Item 2(b) Address of Principal Business Office or, if none, Residence:
1303 East Algonquin Road
Schaumburg, IL 60196
Item 2(c) Citizenship:
Delaware Corporation
Item 2(d) Title of Class of Securities:
Common Stock, No Par Value
Item 2(e) CUSIP Number: 595150 10 3
Item 3 If this statement is filed pursuant to Rule 13d-1(b) or 13d-
2(b) or (c), check whether the person filing is a:
Not applicable
Item 4 Ownership
(a) Amount of Beneficially Owned:
2,774,968
(b) Percent of Class
17.1 percent (based on most recent Form 10Q filed as of
11/12/99)
(c) Number of shares as to which such person has:
(i) sole power to vote or to direct the vote: 2,774,968
(ii) shared power to vote or direct the vote: -0-
(iii) sole power to dispose or to direct the disposition
of: 2,774,968
(iv) shared power to dispose or to direct the disposition
of: -0-
Item 5 Ownership of Five Percent or Less of a Class.
Not applicable
If this statement is being filed to report the fact that as of the date
hereof the reporting person has ceased to be the beneficial owner of more
than five percent of the class of securities, check the following: ( )

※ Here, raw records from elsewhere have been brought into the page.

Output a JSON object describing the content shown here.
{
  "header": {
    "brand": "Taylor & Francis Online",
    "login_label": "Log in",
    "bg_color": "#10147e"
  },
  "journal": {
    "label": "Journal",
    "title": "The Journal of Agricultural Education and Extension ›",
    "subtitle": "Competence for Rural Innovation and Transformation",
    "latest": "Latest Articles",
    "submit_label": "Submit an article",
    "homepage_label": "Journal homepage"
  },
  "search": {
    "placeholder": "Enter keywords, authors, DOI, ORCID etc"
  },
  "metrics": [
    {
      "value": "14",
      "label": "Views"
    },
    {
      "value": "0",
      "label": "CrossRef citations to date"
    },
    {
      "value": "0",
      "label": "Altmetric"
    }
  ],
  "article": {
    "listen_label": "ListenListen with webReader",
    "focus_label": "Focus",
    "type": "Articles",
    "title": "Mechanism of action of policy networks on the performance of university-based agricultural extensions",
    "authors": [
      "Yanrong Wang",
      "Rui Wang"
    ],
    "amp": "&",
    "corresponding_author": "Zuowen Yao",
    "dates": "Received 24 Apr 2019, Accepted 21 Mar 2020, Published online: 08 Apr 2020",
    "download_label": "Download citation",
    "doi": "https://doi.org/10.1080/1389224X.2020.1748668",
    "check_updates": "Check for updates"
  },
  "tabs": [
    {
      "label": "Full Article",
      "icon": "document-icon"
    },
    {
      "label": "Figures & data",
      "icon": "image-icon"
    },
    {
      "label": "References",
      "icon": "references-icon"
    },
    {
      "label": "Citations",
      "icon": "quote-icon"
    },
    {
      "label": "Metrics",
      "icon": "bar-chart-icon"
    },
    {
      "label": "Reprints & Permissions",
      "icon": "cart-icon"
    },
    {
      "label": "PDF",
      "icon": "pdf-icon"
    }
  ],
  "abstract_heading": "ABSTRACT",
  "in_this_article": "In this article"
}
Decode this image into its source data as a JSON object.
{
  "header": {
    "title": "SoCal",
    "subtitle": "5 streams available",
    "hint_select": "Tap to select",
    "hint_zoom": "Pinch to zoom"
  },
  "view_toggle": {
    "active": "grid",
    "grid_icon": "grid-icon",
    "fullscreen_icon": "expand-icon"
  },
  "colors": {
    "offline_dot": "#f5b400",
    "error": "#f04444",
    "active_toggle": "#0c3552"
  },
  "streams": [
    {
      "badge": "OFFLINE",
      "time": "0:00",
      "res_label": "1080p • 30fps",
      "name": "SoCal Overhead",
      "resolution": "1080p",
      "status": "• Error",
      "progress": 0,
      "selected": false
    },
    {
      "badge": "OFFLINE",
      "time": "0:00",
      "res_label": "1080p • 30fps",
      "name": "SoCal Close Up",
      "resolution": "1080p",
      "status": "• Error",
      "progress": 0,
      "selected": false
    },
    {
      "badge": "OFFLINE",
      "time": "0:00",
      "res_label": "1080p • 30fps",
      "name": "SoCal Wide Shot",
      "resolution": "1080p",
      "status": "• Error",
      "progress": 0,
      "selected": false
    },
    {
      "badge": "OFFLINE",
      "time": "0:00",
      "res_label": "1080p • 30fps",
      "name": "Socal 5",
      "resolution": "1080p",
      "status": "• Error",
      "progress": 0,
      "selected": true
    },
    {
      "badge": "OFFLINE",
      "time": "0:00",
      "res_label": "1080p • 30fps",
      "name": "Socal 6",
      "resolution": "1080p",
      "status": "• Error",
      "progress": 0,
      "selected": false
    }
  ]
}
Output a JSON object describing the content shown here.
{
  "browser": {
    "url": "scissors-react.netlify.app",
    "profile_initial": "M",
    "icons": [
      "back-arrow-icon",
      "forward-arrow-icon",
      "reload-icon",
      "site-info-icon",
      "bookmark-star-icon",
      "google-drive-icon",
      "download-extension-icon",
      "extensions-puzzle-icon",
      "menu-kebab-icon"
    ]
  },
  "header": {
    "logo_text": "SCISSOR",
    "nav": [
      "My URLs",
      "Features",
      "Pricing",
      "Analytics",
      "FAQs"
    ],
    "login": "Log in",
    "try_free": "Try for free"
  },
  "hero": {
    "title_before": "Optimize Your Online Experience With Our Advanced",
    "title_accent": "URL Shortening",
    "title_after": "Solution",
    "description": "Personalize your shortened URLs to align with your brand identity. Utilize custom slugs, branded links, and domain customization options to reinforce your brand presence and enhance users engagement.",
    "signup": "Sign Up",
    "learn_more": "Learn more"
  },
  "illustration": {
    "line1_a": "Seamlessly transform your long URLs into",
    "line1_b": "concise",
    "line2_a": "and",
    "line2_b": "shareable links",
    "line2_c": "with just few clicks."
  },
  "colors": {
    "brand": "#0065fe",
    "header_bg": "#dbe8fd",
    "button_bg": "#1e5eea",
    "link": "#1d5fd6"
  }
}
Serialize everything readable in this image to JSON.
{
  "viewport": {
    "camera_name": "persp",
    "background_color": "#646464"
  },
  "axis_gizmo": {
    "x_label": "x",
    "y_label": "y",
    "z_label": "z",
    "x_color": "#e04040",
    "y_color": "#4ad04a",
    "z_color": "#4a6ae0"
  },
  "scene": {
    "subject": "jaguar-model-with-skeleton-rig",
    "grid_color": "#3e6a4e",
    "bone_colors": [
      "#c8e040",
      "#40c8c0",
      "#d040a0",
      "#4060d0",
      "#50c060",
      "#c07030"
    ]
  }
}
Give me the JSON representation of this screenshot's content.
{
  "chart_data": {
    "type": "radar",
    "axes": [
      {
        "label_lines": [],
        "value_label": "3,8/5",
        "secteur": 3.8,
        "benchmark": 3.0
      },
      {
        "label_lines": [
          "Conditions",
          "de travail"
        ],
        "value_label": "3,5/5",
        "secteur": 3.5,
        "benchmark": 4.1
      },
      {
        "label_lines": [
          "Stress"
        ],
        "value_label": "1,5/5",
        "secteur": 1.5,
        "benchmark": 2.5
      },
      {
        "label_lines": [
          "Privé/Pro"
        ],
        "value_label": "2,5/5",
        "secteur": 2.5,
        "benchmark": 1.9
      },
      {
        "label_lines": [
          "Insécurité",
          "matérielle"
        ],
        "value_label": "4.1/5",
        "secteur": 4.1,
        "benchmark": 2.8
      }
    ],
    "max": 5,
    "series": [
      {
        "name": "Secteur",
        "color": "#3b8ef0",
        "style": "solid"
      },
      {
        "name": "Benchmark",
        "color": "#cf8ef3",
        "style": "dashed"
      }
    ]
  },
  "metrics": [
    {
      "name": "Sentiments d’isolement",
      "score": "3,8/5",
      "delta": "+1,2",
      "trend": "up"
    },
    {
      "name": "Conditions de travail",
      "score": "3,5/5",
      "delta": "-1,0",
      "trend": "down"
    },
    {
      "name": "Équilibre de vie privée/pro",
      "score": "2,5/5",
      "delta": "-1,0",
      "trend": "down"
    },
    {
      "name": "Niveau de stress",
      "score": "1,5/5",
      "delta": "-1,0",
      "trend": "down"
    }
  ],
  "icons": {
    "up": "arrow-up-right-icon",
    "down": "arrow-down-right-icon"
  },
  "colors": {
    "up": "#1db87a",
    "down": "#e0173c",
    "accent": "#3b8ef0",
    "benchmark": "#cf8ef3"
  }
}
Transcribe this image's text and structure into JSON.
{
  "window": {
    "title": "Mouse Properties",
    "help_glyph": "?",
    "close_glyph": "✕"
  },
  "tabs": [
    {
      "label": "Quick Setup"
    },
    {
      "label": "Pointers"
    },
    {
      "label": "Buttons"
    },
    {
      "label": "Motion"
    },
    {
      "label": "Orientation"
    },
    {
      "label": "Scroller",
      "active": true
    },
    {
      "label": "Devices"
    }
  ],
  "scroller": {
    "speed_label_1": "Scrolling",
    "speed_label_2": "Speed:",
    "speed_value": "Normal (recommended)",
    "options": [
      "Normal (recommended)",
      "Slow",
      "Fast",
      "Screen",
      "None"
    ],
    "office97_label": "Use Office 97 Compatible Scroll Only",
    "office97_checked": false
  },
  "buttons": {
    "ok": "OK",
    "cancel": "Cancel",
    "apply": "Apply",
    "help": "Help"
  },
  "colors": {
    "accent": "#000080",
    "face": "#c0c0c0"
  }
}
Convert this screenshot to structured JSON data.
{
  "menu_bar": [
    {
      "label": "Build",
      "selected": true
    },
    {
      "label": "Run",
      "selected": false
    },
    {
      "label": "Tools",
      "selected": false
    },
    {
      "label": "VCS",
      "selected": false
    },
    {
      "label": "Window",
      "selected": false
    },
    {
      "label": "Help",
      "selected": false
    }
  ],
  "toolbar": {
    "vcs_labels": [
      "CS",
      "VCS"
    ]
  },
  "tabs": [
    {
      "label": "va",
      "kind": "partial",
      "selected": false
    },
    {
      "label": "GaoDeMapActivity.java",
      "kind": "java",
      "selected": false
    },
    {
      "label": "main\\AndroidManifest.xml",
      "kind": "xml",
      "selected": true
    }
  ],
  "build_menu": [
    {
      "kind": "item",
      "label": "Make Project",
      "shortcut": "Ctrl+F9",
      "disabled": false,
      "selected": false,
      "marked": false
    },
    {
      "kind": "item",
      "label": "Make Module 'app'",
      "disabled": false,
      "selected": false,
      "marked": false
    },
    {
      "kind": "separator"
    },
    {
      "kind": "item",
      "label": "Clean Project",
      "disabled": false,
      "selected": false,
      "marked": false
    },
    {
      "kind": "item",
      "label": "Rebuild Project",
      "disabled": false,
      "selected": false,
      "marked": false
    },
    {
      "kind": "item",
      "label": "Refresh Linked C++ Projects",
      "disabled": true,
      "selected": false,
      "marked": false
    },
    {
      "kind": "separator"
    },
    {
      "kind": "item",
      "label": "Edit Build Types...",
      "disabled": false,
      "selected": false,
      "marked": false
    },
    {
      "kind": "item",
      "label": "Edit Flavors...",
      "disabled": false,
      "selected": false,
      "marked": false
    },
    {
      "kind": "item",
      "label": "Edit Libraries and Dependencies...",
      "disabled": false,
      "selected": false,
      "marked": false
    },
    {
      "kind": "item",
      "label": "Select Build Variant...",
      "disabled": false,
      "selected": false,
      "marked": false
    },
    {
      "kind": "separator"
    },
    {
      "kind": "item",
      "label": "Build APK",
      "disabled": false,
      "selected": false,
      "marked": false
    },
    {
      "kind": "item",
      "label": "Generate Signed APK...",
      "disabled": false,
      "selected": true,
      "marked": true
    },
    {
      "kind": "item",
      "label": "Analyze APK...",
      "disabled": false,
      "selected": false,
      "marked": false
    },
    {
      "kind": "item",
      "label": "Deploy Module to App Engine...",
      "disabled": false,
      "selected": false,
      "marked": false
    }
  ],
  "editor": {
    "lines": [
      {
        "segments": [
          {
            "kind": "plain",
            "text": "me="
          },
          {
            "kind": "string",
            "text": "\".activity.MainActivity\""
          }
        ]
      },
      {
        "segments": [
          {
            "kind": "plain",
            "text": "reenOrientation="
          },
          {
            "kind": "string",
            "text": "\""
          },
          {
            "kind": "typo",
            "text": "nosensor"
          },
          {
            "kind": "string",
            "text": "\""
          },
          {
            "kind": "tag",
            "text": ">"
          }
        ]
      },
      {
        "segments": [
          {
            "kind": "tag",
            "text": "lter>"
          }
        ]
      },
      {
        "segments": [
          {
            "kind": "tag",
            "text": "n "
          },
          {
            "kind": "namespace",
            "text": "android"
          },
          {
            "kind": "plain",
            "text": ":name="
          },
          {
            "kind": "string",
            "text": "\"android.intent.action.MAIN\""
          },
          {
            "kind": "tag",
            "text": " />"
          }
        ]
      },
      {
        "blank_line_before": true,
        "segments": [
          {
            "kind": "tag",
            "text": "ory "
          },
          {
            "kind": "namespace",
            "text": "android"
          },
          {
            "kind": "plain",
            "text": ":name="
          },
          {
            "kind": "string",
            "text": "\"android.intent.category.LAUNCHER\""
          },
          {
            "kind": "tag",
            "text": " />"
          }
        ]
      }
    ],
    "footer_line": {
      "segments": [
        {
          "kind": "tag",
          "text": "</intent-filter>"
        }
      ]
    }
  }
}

Item 6 Ownership of More than Five Percent on Behalf of Another
Person.
Not applicable
Item 7 Identification and Classification of the Subsidiary Which
Acquired the Security Being Reporting on By the Parent
Holding Company.
Not applicable
Item 8 Identification and Classification of Members of the Group.
Not applicable
Item 9 Notice of Dissolution of Group.
Not applicable
Item 10 Certification.
Not applicable
SIGNATURE
After reasonable inquiry and to the best of my knowledge and belief, I
certify that the information set forth in this statement is true, complete
and correct.
Date: February 10, 2000
By: /s/ Carol H. Forsyte
Carol H. Forsyte
Vice President
Law Department
Motorola, Inc.
Attention: Intentional misstatements or omissions of fact constitute Federal
criminal violations (See 18 U.S.C. 1001).